While police continued the hunt for the mysterious murderer, circumstantial evidence continued to grow against Morgan.
"I don’t think Allen Morgan knew how much we suspected him at the time," Mr Prickett said.
"I’d spent many hours talking to him both formally and informally, and his character was clear, that he was a bully, he was arrogant, big-headed.
"I took the view that if we arrested him and put the brief circumstantial evidence to him he would have said, 'You know I couldn’t have committed the murder and prove it'.
"That would have disclosed our hand and stopped him co-operating with us."

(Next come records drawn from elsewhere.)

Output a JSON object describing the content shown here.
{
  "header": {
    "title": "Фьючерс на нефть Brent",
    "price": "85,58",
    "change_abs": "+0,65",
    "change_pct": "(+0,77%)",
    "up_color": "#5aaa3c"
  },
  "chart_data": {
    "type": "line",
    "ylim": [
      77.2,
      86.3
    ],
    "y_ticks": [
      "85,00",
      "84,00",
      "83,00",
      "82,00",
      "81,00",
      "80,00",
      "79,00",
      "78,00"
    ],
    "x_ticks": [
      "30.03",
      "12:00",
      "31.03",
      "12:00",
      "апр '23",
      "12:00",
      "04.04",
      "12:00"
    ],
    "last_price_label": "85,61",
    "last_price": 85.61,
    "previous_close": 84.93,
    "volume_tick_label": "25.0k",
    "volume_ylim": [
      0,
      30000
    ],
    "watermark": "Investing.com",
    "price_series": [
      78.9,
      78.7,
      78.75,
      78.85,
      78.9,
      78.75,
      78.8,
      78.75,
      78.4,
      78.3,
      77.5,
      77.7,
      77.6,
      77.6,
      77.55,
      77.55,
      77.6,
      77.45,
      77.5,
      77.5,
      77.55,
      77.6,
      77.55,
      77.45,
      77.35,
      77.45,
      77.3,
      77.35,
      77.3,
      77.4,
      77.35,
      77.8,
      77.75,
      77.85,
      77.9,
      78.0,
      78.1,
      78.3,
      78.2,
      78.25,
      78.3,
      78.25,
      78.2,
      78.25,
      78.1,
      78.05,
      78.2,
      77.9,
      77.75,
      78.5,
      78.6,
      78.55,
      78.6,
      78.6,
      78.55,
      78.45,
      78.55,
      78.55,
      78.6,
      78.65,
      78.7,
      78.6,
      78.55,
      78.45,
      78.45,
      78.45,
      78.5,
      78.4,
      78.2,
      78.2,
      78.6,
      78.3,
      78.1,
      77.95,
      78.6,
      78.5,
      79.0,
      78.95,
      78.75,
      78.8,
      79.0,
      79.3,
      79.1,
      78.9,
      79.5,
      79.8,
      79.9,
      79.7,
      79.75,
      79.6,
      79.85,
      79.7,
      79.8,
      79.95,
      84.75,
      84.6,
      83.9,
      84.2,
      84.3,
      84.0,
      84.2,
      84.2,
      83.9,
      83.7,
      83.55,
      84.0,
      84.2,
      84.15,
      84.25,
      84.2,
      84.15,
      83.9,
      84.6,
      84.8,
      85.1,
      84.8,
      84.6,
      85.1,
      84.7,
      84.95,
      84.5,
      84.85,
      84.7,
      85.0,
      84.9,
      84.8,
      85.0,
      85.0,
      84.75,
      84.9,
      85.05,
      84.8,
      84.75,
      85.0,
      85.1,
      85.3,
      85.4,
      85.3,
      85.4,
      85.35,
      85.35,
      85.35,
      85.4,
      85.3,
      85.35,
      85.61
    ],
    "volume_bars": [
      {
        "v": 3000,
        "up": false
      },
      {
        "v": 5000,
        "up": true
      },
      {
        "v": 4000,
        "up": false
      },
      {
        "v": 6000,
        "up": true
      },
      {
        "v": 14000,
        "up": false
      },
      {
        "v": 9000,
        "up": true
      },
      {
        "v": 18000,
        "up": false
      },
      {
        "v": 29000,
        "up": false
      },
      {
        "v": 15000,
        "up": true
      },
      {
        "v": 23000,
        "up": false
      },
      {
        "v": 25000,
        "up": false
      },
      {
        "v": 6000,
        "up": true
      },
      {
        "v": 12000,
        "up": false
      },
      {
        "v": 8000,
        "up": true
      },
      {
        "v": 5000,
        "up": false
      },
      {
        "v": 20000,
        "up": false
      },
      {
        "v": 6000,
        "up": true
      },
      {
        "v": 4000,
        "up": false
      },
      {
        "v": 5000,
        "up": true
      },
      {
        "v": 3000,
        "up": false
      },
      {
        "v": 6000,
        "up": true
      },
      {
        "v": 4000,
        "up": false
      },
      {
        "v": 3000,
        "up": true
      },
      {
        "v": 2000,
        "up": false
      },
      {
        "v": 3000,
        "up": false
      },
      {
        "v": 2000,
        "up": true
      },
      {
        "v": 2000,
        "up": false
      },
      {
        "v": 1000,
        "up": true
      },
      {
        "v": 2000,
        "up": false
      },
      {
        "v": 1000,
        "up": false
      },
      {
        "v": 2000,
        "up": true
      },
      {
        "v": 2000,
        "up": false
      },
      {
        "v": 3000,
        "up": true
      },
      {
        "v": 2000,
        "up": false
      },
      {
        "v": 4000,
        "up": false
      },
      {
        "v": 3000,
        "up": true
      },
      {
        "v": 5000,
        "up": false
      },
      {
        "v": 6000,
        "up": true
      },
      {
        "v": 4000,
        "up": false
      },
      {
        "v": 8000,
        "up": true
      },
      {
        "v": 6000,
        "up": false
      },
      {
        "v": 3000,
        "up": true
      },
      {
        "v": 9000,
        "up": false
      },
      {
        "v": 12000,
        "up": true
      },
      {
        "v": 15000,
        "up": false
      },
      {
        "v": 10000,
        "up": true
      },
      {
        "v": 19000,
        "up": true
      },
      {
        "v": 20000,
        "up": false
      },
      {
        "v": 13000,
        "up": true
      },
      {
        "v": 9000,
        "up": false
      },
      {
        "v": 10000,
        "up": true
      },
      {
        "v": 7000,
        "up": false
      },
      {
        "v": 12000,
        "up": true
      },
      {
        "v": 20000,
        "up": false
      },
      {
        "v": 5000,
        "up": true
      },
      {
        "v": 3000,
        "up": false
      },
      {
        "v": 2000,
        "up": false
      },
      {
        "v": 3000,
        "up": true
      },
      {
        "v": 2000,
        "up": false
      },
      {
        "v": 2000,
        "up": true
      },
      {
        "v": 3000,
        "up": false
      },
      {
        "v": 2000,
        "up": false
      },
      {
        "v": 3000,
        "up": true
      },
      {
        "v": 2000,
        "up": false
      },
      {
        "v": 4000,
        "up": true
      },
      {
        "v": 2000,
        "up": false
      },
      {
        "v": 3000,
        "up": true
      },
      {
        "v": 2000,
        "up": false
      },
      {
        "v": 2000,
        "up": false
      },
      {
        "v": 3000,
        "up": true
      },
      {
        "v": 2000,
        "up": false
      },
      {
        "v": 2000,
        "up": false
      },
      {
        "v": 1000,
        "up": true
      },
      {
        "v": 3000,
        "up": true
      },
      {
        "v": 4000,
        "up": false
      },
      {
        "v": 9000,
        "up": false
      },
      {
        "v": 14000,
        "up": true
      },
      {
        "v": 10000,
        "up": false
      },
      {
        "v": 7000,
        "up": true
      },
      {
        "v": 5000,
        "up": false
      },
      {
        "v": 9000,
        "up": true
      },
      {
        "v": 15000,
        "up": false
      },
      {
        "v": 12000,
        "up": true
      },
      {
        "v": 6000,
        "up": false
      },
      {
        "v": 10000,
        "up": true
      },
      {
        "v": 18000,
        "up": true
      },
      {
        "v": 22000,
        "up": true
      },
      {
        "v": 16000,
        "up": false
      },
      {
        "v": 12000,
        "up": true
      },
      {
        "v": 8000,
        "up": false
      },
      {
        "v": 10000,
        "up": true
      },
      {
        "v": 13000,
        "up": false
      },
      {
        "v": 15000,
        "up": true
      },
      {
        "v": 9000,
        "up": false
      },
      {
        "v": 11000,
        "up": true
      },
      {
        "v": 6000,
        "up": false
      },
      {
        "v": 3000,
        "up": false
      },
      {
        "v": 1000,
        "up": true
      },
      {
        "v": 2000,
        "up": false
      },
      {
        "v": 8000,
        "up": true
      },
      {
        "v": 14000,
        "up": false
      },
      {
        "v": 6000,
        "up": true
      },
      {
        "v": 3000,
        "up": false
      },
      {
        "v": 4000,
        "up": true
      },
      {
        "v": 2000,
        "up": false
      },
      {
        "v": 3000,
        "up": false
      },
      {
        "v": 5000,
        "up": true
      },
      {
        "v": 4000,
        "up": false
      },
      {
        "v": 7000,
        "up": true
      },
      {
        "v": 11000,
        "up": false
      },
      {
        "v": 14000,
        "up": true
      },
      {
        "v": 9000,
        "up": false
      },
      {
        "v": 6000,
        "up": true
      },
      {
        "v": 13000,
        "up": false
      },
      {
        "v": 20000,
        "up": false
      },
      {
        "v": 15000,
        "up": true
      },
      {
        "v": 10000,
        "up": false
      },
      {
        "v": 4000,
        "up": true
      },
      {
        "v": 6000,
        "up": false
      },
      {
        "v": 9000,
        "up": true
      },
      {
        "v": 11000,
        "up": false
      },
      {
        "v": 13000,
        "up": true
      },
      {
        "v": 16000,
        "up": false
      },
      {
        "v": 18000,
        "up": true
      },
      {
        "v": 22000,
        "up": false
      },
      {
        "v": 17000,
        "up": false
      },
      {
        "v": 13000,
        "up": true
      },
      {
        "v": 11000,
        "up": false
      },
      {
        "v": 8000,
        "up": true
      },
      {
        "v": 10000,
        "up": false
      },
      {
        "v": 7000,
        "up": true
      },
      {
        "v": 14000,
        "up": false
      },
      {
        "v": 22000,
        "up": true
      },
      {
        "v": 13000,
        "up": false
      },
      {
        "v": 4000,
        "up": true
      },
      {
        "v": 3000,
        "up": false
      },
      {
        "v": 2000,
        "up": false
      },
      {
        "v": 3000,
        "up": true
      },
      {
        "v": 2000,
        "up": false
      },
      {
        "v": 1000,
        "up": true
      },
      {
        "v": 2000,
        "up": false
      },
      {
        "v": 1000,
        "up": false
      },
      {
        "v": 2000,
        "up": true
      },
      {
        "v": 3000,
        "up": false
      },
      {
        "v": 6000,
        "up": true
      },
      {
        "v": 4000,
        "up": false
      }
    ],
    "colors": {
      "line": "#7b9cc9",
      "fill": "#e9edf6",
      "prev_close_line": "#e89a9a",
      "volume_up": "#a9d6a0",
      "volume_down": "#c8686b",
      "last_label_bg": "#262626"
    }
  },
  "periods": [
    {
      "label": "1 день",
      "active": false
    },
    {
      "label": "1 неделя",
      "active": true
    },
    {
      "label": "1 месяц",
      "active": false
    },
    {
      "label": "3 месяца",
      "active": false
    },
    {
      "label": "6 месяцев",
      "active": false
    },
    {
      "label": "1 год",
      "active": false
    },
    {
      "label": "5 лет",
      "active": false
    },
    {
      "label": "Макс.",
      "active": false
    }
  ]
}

Instead, Morgan was encouraged to do press interviews "and hopefully slip up".
After reopening the case in 2018, a cold-case review team revisited witness Jane Bunting, who was aged 17 at the time of the murder, and she provided key evidence at Morgan's trial.
Ms Bunting told the trial that while at the former Dolphin pub in Leighton Buzzard, Morgan asked her whether an ex-boyfriend would know anyone who could kill Carol.
She had not told police at the time as she felt she owed Morgan's now wife and then lover, known at the time as Margaret Spooner.
Mr Prickett said he had "enormous respect" for Ms Bunting for coming forward, and he believed her testimony was "so vital" in securing a conviction.
'A thorn in the side'
For more than two years during the original investigation, Mr Prickett and his team "gave it 100%" but were frustrated by the lack of a conviction.
"When you’re dealing with a case that goes on and you can’t detect it – it's a thorn in the side because it hasn’t been successful.
"It's always a thorn in the side – you're trying to get some justice for the victim's relatives."
Looking back at the investigation, he does not believe there was anything they could have done differently.
Seeing Allen Morgan again at trial, Mr Prickett said: "I could see him as he was 40 years ago".
But of course, it takes more than one person for there to be a conspiracy, and Mrs Morgan’s killer has never been found and brought to justice.
The police are hoping Morgan will tell them details they need to know to help them identify the murderer.
"I only hope now that even at this late stage, we can ID the person who committed the murder," Mr Prickett said.
"That person is still out there. We might have suspicions but that is perhaps for further investigation."